Thinking that the United States of America and its promise of a better life (citizenship for them and their families if young men entered the U.S. Army) was the answer, many young men joined up as a means to provide a better life for themselves and their families.
But the U.S. government cared less of its treatment to the Irish Catholics than setting its sights on building empire.
Mexico had fought long and hard for its independence from Spain, and its citizens weren’t about to passively let the “Manifest Destiny” desire fueling the expansion of the United States in its acquisition of more and more land the Mexican government viewed as its own.

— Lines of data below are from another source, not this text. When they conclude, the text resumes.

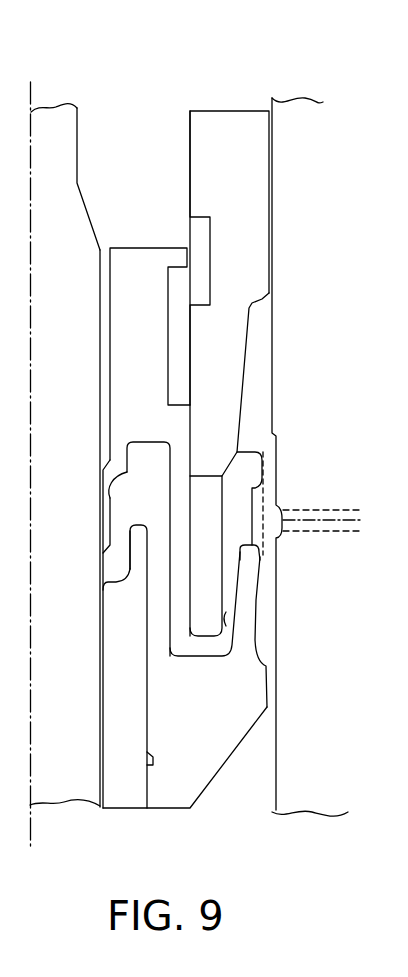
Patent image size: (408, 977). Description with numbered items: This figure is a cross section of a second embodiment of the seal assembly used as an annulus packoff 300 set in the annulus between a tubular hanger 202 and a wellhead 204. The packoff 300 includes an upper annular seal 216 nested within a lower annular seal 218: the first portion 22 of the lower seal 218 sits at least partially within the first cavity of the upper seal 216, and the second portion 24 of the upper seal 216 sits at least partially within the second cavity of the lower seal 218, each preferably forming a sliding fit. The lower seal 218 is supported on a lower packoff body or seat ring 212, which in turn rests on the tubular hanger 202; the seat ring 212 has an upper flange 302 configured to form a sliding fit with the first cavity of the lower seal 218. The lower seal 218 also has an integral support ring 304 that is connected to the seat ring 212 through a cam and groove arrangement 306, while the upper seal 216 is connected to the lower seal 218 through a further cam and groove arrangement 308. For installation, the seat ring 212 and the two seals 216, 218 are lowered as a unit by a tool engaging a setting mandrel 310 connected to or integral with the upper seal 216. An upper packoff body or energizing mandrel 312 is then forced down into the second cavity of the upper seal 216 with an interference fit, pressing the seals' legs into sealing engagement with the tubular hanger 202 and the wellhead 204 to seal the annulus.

The packoff 300 is at (275, 100).
The setting mandrel 310 is at (143, 262).
The energizing mandrel 312 is at (249, 334).
The cam and groove arrangement 308 is at (174, 536).
The upper annular seal 216 is at (100, 330).
The tubular hanger 202 is at (78, 779).
The wellhead 204 is at (328, 779).
The first portion 22 is at (150, 447).
The second portion 24 is at (214, 652).
The upper flange 302 is at (133, 546).
The seat ring 212 is at (125, 803).
The lower annular seal 218 is at (262, 680).
The integral support ring 304 is at (213, 763).
The cam and groove arrangement 306 is at (156, 750).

Seeing an opportunity to strike Mexico during a weak point (while Mexico was suffering from instability preoccupied in its own inner revolution, struggles and political turmoil), the U.S. took it – apparently not to just to (re)acquire or protect the land agreed to by a former treaty (unratified by Mexico) but to advance as far as possible westward (and as it turned out southward). In short, the United States government would take it as far as they could without regard to the Mexican government and people, and escalated hostilities by placing troops near the Rio Grande River which was viewed as a hostile/aggressive action against Mexican territory. The Neuces River had long been recognized as Mexico’s northern boundary prior to the independence of Texas.
The complexities of this war pertaining to Mexican sovereignty, Texan independence, its annexation, and Polk’s agenda require far greater in-depth research (which I recommend to you). Both Mexico and the United States claimed it was a war for defensive purposes. Numerous battles ensued, and this part of U.S. history is fascinating to research. There are volumes to be read on battles, economic factors, and the interactions and decisions made between and by both nations (including learning more of Santa Ana and Polk), as I share but a general broad overview here. There was opposition within the United States to the war against Mexico, with some calling it “Polk’s War,” viewing it as a war of aggression in an invasion of Mexico rather than a defense of Texas.
The St. Patrick Battalion
My focus here is on El Batallón de San Patricio, The St. Patrick Battalion, consisting primarily of Irish Catholic immigrants to the United States who deserted the U.S. Army and who joined the Mexican Army to fight the United States in the Mexican-American War (1846-1848). They fought bravely and gallantly in several major battles.
The Irish Catholics were persecuted within the U.S. Army due to discrimination (prevalent against immigrants at the time, especially those who were Catholic). The Mexicans shared two essential qualities with the Irish: Catholicism, and a desire for freedom.
The film, One Man’s Hero, tells the story of St. Patrick’s Battalion and their leader John Riley.
It’s an interesting film and story…with numerous quotations made throughout the film regarding the spirit of man and his yearning to be free which are reminiscent of every such battle now taking place in our world. The film’s telling of the story makes for a most interesting historical drama. I think that anyone who values liberty will find this film enjoyable and appreciate it on a number of levels. I shall refrain from sharing the outcome of the San Patricios’ mission, since if you’re not familiar with the story, the film will adequately illustrate how the U.S. government dealt with the “problem.”
The San Patricios are honored as heroes each month in Mexico (here’s an online photo with some details of the St. Patrick Battalion Memorial plaque in Mexico), as well as special commemorative ceremonies on September 12 and on St. Patrick’s Day.
I recommend the film One Man’s Hero (its Amazon page), as well recommend Americans delve deeper regarding this part of our history which has been so long neglected.